Miranda started coaching girls basketball at Wilmington High School as an assistant in 1973, then becoming the head coach in 1974. He coached there until 1984, for several years while he was serving at the same time as field hockey coach at Brandywine and as a teacher at Mount Pleasant. He coached field hockey for four years at Wilmington and then became the field hockey coach at Brandywine at the start of the 1980s. Before becoming field hockey coach at Wilmington, he had never seen a game before and said he "didn't know anything" about it. He served as a coach in baseball, field hockey, lacrosse and boys basketball at Brandywine, and his tenure with their field hockey team spanned 38 years until his retirement in 2019. Across 42 years as a field hockey coach, he won more than 450 games. He introduced night field hockey games to Delaware in the 1980s and led Brandywine to at least 10 Blue Hen Conference championships, with the school reaching the state championship four times (1983, 1987, 2007, 2008) and winning in 1987. He formed Brandywine's lacrosse team in 1994 and in total, all the teams he coached won over 1,200 games.

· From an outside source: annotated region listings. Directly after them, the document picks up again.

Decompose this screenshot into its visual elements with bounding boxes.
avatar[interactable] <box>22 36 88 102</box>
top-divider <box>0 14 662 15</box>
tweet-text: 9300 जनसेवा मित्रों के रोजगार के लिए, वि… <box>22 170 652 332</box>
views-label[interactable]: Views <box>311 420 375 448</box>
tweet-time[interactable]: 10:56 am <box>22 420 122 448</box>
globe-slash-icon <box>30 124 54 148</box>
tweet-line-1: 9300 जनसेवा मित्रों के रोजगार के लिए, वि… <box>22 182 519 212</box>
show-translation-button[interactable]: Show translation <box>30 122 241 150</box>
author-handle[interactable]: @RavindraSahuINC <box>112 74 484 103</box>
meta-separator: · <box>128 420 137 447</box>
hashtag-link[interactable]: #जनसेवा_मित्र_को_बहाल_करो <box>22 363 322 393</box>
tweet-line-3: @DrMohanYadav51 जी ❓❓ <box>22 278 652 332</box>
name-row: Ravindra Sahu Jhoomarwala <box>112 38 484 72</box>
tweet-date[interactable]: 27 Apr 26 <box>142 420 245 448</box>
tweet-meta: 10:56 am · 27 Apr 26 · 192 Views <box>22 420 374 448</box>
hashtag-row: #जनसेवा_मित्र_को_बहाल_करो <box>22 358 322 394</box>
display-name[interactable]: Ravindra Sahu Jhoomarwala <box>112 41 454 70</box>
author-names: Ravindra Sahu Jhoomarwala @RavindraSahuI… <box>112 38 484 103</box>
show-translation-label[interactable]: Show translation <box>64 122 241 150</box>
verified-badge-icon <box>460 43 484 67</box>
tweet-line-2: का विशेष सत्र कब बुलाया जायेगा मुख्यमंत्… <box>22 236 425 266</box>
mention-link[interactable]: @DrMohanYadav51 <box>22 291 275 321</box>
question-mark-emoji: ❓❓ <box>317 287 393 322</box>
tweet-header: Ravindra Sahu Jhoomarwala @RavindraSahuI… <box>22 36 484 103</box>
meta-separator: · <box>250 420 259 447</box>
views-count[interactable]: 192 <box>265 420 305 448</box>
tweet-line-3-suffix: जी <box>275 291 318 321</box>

Miranda received the Outstanding Coach Award from the Delaware Women’s Alliance for Sports and Fitness in 2000. He was honored as the state field hockey Coach of the Year in 2008 and the Delaware Person of the Year for Girls Lacrosse in 2015. In 2008, he received the Herm Reitzes Award for Service to Sports from the Delaware Sportswriters and Broadcasters Association. He was inducted into the Delaware Lacrosse Hall of Fame in 2006 and to the Maryland Baseball Hall of Fame in 2021. He was ranked 81st on The News Journals 2023 list of the "125 Greatest Coaches in Delaware History". In 2025, he was inducted into the Delaware Sports Museum and Hall of Fame.